At the Olympic Games, parity really means something
In Rio in 2016, a new generation of female champions, Olympic mums and established successful female athletes wrote history, beat records, defied stereotypes and won total recognition, both in their respective countries and within sports administrations. Many of them thus joined the ranks of sports heroines, which are growing constantly, because sport remains a major tool for promoting gender equality. Last summer, for instance, more than 45 per cent of those competing were women, and 51 National Olympic Committees (NOCs) had more women than men in their delegations.
Through their exploits, fantastic female champions, like US gymnast Simone Biles, the Brazilian judoka from the favelas Rafaela Silva, US cyclist and mother Kristin Armstrong, Japanese wrestler Kaori Icho, German rider Isabel Werth, Hungarian kayaker Danuta Kozak, Ethiopian distance runner Almaz Ayana and many others, thrilled the Brazilian audiences and millions of television viewers. They inspired the world, far away from the sports field.
But the road has been a long one! In fact, the main change in the Olympic Games since the first modern edition in 1896 has been their feminisation. In Athens at the end of the 19th century, the competitions were for men only. A few women took part in the 1900 Games in Paris.

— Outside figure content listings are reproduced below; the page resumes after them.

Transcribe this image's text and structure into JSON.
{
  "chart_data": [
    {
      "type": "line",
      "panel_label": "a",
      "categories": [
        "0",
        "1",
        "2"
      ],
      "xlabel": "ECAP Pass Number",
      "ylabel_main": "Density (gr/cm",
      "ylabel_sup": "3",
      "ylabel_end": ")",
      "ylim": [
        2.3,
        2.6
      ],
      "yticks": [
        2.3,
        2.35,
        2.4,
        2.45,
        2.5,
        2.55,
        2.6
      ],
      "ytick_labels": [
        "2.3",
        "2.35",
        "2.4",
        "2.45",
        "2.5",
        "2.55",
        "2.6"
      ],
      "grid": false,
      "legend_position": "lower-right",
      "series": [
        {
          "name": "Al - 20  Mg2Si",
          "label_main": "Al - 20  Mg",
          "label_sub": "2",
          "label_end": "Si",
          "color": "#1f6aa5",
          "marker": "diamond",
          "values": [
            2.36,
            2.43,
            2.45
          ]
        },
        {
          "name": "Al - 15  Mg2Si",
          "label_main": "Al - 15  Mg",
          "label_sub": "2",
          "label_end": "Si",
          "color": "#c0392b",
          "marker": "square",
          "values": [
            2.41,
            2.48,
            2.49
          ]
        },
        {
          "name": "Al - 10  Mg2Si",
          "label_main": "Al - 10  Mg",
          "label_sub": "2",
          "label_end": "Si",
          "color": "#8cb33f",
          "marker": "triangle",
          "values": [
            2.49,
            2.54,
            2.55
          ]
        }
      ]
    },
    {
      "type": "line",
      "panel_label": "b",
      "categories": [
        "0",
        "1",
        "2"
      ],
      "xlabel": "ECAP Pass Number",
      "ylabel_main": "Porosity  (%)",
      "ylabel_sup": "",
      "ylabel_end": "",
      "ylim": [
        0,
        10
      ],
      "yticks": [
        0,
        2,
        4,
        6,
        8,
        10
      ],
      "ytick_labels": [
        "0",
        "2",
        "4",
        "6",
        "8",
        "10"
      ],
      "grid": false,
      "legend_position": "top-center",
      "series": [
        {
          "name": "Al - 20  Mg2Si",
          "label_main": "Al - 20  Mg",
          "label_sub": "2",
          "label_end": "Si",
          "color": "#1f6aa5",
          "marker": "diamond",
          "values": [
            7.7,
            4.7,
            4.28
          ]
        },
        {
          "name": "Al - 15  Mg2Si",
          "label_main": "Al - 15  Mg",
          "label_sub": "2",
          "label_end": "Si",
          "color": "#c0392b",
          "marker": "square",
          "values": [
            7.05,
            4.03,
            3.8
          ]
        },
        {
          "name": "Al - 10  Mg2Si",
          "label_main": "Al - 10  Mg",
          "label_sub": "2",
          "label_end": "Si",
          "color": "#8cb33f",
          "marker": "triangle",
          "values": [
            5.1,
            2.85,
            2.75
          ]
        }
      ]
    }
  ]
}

British tennis player Charlotte Cooper became the first female Olympic champion in history, and since then, women have written some of the finest pages of Olympic history.
This long evolution is also true of the Winter Games, leading to a situation of near-parity today. In 2000 and 2010 respectively, the last “bastions” of male sport were opened to women, namely wrestling, pole vault and boxing at the Summer Games, and bobsleigh and ski jumping at the Winter Games. Today, if a new sport or discipline is introduced, like rugby sevens for Rio 2016, there are automatically men’s and women’s events.
But things don’t end at the edge of the playing field! In Rio in 2016, the IOC also supported the “One Win Leads to Another” initiative with UN Women and the Always brand of Worldwide TOP Partner P&G. This project was aimed at 2,500 Brazilian girls aged from 12 to 14, based on a series of sports programmes to develop leadership skills among girls and young women and increase their decision-making influence in all areas of their lives.
The IOC wants parity for positions of responsibility, too
The Olympic Movement’s efforts are focused not just on having more women on the field of play at the Games. It is also pursuing the goal of increasing the number of women in decision-making bodies. The IOC is working hard to address this issue from several angles, particularly by setting up training, mentoring and networking programmes for women.
Ahead of International Women’s Day, more than 65 representatives of international and national sports federations, NOC delegates and recognised experts were in Lausanne to kick off the Second IF Women in Leadership Forum. Organised jointly by the IOC and the Association of Summer Olympic International Federations (ASOIF), it was aimed at adopting concrete measures to expand the possibilities for women to take up positions of responsibility at all levels of sport (coaching, training, refereeing, etc.) in response to the appeal launched by the IOC Executive Board last December for the whole Olympic Movement to ensure that women hold at least 30 per cent of decision-making positions by 2020.
As illustrated magnificently by the video you can watch on top, “we have come a long way, but the journey is not yet over. Well done ladies, on this 8 March!”